A few words will suffice in closing the record of this old-world prison, which after seven centuries of existence has no longer a place in the heart of the great overgrown city. It has been crowded out, the space it occupied was far too limited and yet too valuable to remain the centre of Metropolitan criminal procedure. It was imperative that the famous assize court of the Old Bailey should be enlarged and the ground upon which the prison stood was urgently needed for extension. The chief prison authority, the State itself which had administered to the powers so long exercised by local jurisdiction, decided to remove the last vestige of prison business from the ancient site. A prison already standing in the suburb of Brixton was enlarged and appropriated to meet the purposes which Newgate had fulfilled almost to the last. For it continued until yesterday to serve as the last resting place of malefactors condemned to death. It was still the succursal of the assize court, sheltering the accused during the trial and holding them after conviction until they stood finally under the drop and the fatal bolt was drawn. But Newgate in 1882 ceased to be more than a temporary prison receiving lodgers about to take the last long journey from which no traveller returns, and in this way old Newgate continued to be associated with all capital offences in London.

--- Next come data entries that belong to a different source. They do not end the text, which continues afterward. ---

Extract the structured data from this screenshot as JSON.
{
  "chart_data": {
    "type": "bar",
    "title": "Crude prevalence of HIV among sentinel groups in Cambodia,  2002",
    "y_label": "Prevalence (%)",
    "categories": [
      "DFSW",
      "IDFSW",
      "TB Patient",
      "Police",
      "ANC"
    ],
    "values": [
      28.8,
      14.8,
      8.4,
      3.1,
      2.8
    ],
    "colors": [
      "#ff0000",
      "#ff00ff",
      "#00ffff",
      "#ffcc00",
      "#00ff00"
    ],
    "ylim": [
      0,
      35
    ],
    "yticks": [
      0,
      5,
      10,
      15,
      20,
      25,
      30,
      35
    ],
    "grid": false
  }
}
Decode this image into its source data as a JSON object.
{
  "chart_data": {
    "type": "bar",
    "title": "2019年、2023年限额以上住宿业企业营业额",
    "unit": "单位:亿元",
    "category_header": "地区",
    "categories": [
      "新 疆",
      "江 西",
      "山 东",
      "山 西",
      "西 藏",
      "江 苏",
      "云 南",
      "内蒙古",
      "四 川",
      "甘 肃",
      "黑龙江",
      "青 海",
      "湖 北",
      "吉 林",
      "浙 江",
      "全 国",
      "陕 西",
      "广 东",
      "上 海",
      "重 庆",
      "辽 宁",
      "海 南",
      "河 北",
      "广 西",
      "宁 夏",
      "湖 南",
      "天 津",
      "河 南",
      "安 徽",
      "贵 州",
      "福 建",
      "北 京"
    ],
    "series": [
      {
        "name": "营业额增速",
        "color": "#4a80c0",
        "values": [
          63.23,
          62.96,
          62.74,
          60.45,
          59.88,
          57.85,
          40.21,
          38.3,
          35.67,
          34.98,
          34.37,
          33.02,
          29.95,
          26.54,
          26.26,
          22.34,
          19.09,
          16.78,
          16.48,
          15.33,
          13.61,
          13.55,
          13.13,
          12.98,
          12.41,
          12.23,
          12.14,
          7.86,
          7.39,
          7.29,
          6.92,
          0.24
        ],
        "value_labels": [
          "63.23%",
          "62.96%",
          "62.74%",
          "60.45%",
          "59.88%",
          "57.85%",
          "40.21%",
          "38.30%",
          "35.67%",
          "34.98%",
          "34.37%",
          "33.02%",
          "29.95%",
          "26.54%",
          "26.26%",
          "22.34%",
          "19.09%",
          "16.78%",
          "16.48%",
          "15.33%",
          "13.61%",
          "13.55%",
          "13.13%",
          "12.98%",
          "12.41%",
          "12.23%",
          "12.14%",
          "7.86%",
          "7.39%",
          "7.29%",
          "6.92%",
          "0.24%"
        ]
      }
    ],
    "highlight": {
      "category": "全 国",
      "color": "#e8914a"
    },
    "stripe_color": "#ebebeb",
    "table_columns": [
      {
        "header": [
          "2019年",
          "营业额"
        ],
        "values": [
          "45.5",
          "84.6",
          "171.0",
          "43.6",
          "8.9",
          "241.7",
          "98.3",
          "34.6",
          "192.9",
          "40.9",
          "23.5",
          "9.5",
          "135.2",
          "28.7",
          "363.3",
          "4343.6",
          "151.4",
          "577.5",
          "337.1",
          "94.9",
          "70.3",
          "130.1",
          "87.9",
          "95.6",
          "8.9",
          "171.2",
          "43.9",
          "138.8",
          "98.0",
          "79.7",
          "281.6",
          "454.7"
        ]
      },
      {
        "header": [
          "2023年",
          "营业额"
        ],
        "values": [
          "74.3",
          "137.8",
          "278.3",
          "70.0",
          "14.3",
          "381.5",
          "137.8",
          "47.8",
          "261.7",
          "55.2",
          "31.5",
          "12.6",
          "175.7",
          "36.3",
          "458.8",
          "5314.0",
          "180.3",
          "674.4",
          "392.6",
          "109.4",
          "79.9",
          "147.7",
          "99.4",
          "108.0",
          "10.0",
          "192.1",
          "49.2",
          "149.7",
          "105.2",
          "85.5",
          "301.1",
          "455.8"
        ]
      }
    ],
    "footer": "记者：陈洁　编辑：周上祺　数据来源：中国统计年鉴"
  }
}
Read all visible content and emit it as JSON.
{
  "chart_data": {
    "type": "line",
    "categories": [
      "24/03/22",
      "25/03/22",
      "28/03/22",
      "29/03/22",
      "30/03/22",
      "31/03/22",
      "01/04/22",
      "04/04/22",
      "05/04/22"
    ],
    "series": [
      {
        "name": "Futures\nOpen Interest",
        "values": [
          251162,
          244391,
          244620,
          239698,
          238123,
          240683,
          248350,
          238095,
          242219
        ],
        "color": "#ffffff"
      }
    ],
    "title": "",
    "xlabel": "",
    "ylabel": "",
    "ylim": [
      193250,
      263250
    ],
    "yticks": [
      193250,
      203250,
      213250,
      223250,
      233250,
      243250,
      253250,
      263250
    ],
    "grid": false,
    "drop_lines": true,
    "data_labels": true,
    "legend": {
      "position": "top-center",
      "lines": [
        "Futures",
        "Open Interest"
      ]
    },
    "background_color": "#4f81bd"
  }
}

Many pages might still be filled with painful stories often reproducing almost exactly the criminal episodes of the past and proving that there is literally nothing new under the sun. The latest Newgate records exhibited the same fatal consequences of overpowering greed, unappeasable rage, brutal passions uncontrolled; the same fierce thirst for vengeance; the same bitter jealousy, only to be assuaged in blood under the maddened impulse of minds on the borderland of insanity. Great crimes may be rarer nowadays, but they still present the same familiar features as of old, and will no doubt do so while the world lasts.
Note. Occasional references to the Tower have been made in the preceding chapters. Its history in full would be the history of England and far too extended for the scope of this work; therefore an outline only is given, with reference in brief to many important prisoners who were confined or suffered within its gloomy walls.
Ancient palace-citadel of London, and famous state prison, whose history began with William the Conqueror. The chief buildings of the group are the work of Norman kings and Henry III. Familiar as the place of durance and scene of death of many prisoners of royal blood and political importance.